Comparable with cloud computing, there is an extensive network of AM service providers around the world where industrial grade machines can be accessed.
Q. Where is more investment needed?
A. This depends on the stakeholder perspective. There is already a very lively start-up scene and lots of research in the different areas of science.
In my opinion and as mentioned before, investment into training and education is one of the most critical areas. Furthermore, it is important to get policy makers to recognize the important of AM for a country’s industry.
For instance, if we take Austria, a highly developed and industrialized market with many SME producers that are responsible for a majority of jobs, it is very important to them to master new production technologies to remain competitive internationally and to ensure that digital manufacturing and its added value does not migrate abroad, as was the case with the majority of the internet industry. This is especially important in the digital age where new technologies are already replacing many jobs.
Q. What do you see in the future?
A. Europe still has the opportunity to be a major player in the AM industry because many patents and developments are already happening in Europe. Unfortunately, the continent doesn’t have the same venture funding systems as the USA, nor the public initiatives of China and the Middle East. We are also seeing more emphasis on AM post-pandemic as global distribution chains are affected by successive crises. The AM product market grew
even in 2020 and 2021 and has not been impacted like other industries. I believe that the reason for this can be found in its digital and local characteristics –
it provides the ability to produce flexibly and independently on site.
This is one of its big benefits: it allows governments and businesses to have multifunctional production facilities onsite that can continue to produce urgently needed parts, i.e. to keep their critical infrastructure running.
We are already seeing such applications in the military sector. Since in a war situation you cannot know what will break down, and the logistics chain is often extremely complicated or even at risk, the US military is equipping its aircraft carriers with AM machines to enable it to produce whatever replacement parts are necessary wherever the carriers are and in whatever circumstances.
Q. What about the issues of sustainability?
A. Onsite AM production also offers sustainability advantages. AM uses energy, of course, but a massive part of CO2 emissions internationally comes from the global transport of semi-assembled parts.
Moving to onsite production requires less transportation and enables you to only produce what you need as you need it. However, AM is still currently quite centralized, so the full benefits of these savings on transportation are not yet being fully realized. But we are seeing some fast-
moving consumer goods (FMCG) players who are starting to leverage some of these benefits, for instance when it comes to the availability of replacement parts after the end of life of products. If a company had to stock all these obsolete parts just in case, it would generate a lot of waste, not to mention the warehousing costs. Using AM, they can produce the specific replacement parts as necessary and thereby prolong the lifetime of their products.
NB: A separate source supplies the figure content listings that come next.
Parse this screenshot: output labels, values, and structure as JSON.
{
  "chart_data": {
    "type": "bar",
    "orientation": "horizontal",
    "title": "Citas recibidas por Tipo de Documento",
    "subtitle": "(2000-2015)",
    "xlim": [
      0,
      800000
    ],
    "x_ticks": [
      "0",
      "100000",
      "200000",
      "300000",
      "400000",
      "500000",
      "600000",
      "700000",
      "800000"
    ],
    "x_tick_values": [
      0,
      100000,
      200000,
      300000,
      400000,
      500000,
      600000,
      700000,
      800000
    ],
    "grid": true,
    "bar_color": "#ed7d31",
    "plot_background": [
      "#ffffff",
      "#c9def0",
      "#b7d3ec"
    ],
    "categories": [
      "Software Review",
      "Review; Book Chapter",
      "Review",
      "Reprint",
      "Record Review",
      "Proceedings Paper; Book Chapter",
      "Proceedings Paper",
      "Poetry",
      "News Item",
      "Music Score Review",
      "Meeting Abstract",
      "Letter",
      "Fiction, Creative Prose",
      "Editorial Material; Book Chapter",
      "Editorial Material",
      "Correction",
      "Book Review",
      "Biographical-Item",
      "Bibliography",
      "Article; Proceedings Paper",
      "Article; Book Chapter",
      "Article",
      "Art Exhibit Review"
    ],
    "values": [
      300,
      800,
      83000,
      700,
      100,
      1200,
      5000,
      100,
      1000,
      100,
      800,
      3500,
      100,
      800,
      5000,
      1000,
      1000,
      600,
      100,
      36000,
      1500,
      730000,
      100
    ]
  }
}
Another aspect regarding the sustainability of AM is that its many processes only require the amount of material that goes into producing the product, unlike subtractive techniques that still generate a lot of waste. Then, as mentioned earlier, positive sustainability effects already arise from the applications themselves.
For example, the reduction of fuel/energy consumption through light-weight parts for aerospace or e-mobility applications. This has a positive effect for industry in terms of costs and also for the environment. So, used correctly, AM has major potential to be a green technology.